PAGARALAM POS, Muratara – Dari bulan Januari sampai dengan September tahun 2018, setidaknya terjadi delapan (8) kasus kekerasan pada anak di Kabupaten Musi Rawas Utara (Muratara). Hal tersebut dikatakan Koordinator Pusat Pelayanan Terpadu Pemberdayaan Perempuan Dan Perlindungan Anak (P2TP2A) Muratara, Rudi Hartono.




Dirinya mengatakan, jika dari kasus kekerasan anak ini sudah ada pelaku yang ditangkap, dan pihaknya menyerahkan secara penuh ke pihak kepolisian agar menindak para pelaku tersebut. “Pelaku kekerasan pada anak di Kecamatan Rawas Ilir sudah diamankan pihak yang berwajib, yakni Polsek Rawas Ilir. Kami dari P2TP2A menyerahkan sepenuhnya kepada pihak kepolisian agar pelaku diproses sesuai hukum yang berlaku. Sesuai Undang undang (UU) no 35 tahun 2014 atas perubahan UU no 23 tahun 2003 tentang perlindungan anak,” kata Rudi Hartono.




Dari 8 kasus kekerasan terhadap anak, pihaknya akan selalu memonitor kasus tersebut serta memberikan pendampingan yang dibutuhkan korban. Baik secara medis, psikologis, maupun pendampingan hukum sampai kepengadilan sesuai yang dibutuhkan anak tersebut.

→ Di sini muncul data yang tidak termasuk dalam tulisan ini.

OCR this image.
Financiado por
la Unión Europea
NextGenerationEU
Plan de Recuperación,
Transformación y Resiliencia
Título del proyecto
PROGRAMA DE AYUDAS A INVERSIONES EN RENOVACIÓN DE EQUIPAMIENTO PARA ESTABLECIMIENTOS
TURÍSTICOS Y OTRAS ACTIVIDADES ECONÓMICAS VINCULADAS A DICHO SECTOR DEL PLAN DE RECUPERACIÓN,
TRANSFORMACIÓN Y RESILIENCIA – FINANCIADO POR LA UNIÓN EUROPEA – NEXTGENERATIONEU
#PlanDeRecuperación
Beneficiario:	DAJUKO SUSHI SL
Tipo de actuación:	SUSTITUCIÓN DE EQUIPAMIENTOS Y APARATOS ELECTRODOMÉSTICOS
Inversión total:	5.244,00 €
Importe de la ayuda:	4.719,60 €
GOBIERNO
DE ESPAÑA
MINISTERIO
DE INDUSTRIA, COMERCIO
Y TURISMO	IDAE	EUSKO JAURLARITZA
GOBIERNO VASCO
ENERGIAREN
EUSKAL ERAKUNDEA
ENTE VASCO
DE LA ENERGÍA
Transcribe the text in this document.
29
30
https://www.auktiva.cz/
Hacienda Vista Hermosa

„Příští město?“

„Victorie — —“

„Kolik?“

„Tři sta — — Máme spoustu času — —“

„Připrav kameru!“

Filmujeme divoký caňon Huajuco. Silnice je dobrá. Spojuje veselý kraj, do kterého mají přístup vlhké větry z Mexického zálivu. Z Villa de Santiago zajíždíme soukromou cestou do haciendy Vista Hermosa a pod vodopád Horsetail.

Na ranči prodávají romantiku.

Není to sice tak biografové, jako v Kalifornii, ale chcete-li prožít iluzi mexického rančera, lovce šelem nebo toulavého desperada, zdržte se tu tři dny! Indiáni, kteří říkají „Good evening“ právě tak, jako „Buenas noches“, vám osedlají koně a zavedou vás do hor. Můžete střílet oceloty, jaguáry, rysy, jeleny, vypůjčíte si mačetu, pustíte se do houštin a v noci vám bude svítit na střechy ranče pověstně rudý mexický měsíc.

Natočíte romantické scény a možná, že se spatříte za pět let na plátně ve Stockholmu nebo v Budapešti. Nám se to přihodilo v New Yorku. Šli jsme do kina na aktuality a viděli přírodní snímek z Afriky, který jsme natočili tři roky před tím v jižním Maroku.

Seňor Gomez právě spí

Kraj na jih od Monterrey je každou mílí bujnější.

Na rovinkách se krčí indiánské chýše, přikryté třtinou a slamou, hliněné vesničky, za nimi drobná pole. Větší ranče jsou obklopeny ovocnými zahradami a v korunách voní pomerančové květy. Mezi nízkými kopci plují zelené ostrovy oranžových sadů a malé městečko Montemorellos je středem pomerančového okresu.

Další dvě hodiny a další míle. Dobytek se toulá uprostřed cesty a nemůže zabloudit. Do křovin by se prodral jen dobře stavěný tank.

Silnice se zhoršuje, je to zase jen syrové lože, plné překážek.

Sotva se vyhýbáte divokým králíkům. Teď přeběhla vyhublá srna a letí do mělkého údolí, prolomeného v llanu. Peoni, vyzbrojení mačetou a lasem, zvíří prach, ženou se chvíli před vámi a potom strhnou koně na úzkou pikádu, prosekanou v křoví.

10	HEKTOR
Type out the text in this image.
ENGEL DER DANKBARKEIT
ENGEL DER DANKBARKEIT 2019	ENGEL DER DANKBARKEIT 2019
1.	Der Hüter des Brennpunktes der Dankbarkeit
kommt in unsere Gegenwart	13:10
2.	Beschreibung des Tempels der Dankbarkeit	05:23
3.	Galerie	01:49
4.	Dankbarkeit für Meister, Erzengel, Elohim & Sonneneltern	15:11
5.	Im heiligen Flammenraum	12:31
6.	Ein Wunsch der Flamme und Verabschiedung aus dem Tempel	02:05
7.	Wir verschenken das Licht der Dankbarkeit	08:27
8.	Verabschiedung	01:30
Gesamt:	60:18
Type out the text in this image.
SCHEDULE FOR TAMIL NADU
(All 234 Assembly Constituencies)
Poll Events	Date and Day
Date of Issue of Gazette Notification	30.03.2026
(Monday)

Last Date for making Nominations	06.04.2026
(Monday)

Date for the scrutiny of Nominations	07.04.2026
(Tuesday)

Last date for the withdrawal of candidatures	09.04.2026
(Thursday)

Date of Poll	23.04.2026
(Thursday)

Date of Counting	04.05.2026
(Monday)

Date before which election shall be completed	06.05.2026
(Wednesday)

“Kami akan terus mengawal kasus-kasus tersebut, kita akan berikan pendampingan kepada korban kekerasa. Dari delapan kasus tersebut, yang baru sampai kepengadilan saat ini yakni kasus ustad yang di Desa Maur kemarin,” jelasnya.




Ia mengungkapkan, dari delapan kasus itu diantaranya, penyalahgunaan narkoba di kecamatan Karang Jaya, kasus ini sudah diselesaikan, dan hak-haknya sudah kita berikan. Kemudian kasus kekerasan terhadap anak di Desa Pantai Kecamatan Rupit, kasus ini sudah diselesaikan dengan cara kekeluargaan. Setelah itu kasus pelecehan terhadap anak umur 4 tahun di Rawas Ulu, kasus ini juga sudah diselesaikan secara kekeluargaan.




“Dari kasus-kasus yang melibatkan anak ini ada yang di selesaikan secara musyawarah keluarga, sehingga tidak melibatkan pihak kepolisian. Namun semua itu kembali ke keluarga korban, mau diselesaikan secara kekeluargaan atau ke jalur hukum,” ungkapnya.




Ia menghimbau kepada seluruh orang tua agar mengawasi dan menjaga anak-anaknya, jangan sampai kejadian seperti ini terulang kembali, baik kekerasan secara fisik maupun seksual. Kenapa begitu ? Karna kekerasan terhadap anak bisa terjadi kapan saja dan dimana saja.




“Pelakunya bisa orang tua, paman, tetangga dan sebagainya, apabila ada yang mengalami kasus seperti diatas segera melapor ke P2TP2A Kabupaten muratara maupun pihak yang berwajib sehingga kami dapat memberikan pendampingan,” pungkasnya. (mg01)

Previous Kades dan Lurah Tanda Tangan Fakta Integritas Kamtibmas
Next Kemana Mobdin Mantan Bupati Lahat ?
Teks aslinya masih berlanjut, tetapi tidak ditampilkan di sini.